Canvas

Auckland Art Gallery Toi o Tāmaki NZ — 2007

At a final exhibition in a key art institution in New Zealand's largest city, prior to closure and rebuild, a detached wall is converted into a provocation about conditions – both for and about art, and worlds within and beyond the gallery walls. Staged in the context of fundraising for the gallery's expansion, the 12 square metre disposable nappy weave titled Canvas expresses and explores the notions of 'support'. At a scale suitable for monumental painting, the weft and warp of the white diapers is literally a support. Stretching over and around a planar surface, it is an empty stage primed for action, simultaneously soft and taut. Inside the quasi-museum with its deep collections filled predominantly with artworks by white men, Canvas posits an opening-up with an inside-out field of untouched new-born diapers loaed with promise and the verb: to canvas – to sample, enquire and explore. The artwork reflects also on collection, archival and conservation principles, promoted by the institution.
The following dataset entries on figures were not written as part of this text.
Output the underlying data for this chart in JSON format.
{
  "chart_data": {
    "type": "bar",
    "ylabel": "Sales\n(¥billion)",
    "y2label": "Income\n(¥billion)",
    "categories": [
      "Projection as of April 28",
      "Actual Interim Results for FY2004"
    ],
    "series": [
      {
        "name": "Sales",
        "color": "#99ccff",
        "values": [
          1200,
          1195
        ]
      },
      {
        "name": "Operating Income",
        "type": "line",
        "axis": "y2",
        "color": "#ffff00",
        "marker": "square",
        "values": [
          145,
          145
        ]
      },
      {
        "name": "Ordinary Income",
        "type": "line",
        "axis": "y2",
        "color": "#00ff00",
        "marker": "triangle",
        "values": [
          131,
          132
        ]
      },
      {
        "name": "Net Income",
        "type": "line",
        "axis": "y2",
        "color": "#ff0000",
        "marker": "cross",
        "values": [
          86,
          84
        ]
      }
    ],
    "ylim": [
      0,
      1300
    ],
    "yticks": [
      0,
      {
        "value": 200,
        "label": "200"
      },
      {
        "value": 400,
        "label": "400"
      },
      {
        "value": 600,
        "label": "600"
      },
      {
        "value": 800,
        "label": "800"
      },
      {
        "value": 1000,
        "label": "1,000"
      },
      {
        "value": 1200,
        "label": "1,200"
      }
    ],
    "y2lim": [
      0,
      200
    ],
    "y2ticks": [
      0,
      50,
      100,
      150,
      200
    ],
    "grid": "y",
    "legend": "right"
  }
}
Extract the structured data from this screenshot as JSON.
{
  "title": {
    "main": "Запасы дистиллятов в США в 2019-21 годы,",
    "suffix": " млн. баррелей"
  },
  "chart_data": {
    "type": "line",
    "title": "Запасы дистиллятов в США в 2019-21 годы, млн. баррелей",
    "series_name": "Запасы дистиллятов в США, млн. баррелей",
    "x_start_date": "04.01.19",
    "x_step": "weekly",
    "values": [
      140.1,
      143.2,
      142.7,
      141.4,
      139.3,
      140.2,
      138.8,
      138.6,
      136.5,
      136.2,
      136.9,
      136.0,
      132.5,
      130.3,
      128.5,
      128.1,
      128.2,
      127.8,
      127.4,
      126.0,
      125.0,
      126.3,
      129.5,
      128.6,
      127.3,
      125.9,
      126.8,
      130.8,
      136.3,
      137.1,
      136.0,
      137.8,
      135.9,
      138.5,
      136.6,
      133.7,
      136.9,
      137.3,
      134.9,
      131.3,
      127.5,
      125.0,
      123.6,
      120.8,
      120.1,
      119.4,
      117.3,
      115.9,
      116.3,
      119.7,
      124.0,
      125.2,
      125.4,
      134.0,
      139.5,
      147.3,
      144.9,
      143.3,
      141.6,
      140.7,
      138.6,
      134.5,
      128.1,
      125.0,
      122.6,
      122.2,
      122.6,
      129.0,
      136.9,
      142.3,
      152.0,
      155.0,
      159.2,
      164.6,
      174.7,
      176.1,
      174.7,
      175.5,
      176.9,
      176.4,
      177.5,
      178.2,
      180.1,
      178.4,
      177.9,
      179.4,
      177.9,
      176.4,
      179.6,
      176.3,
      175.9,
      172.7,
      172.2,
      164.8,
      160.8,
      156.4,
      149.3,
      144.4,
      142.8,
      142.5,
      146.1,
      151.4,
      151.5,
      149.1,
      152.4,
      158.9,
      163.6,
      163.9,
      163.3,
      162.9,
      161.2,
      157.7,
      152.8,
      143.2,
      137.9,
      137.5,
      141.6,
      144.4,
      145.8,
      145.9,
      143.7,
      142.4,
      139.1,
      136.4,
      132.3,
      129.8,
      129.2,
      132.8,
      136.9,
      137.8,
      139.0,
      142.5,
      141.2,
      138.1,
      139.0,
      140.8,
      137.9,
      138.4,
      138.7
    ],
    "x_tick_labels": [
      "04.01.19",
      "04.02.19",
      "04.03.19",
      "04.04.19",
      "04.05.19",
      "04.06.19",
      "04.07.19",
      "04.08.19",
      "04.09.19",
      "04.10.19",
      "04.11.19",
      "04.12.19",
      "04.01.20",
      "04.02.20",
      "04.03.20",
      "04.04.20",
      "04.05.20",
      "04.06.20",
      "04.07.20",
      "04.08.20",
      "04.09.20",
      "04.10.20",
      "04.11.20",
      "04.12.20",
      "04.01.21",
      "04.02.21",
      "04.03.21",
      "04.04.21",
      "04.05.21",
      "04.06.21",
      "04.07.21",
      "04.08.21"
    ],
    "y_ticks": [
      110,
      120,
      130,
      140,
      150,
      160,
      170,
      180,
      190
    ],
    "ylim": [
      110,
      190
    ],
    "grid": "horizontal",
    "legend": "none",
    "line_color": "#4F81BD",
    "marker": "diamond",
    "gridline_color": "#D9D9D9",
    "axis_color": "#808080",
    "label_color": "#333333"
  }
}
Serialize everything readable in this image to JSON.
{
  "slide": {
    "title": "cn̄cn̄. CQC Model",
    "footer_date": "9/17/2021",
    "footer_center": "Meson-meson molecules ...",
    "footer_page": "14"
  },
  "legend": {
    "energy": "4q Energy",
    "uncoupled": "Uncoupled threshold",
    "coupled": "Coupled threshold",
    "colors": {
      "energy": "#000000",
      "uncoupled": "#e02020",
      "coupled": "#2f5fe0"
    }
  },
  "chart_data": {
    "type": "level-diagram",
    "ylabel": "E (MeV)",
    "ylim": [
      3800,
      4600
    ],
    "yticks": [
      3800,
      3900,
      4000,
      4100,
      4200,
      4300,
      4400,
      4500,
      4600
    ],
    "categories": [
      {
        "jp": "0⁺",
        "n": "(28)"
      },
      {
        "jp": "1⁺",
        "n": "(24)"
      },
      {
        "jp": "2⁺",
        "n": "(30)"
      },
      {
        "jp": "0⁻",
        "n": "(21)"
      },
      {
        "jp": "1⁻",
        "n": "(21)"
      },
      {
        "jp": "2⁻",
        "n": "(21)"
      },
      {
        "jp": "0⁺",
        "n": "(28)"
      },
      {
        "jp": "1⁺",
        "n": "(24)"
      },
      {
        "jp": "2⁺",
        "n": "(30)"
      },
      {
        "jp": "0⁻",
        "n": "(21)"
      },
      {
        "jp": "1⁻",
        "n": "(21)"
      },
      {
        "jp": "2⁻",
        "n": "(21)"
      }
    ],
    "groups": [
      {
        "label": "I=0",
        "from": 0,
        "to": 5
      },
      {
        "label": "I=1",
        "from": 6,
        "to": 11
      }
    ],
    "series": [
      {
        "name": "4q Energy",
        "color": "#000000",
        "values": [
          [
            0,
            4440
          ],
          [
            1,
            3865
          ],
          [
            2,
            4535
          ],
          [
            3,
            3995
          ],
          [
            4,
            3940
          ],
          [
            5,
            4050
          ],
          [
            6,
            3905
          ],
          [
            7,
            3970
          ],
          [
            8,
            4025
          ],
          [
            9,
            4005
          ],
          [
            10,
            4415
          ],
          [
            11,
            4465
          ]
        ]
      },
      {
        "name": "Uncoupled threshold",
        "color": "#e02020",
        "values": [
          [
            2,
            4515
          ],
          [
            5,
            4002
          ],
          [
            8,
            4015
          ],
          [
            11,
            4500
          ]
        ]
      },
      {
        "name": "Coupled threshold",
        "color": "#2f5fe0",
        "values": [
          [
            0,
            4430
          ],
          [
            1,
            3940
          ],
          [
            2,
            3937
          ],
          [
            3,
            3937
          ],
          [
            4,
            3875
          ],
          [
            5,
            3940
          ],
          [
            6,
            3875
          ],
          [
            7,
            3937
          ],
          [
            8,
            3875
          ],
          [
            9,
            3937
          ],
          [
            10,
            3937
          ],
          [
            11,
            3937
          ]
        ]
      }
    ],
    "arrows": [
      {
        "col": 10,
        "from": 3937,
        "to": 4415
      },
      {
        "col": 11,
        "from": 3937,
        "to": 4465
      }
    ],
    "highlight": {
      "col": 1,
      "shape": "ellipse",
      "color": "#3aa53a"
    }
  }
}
Being both temporary and disposable, it is made from a material that will likely outlast the heritage architecture on to which it is hinged. Taking an estimated 500 years to breakdown in landfill, the ubiquitous diaper is the more durable substrate. Being on, of, and off the wall, Canvas bleeds painting, sculpture, installation and performance in a new media form. If left in situ, softly swelling, it divulges its inner content.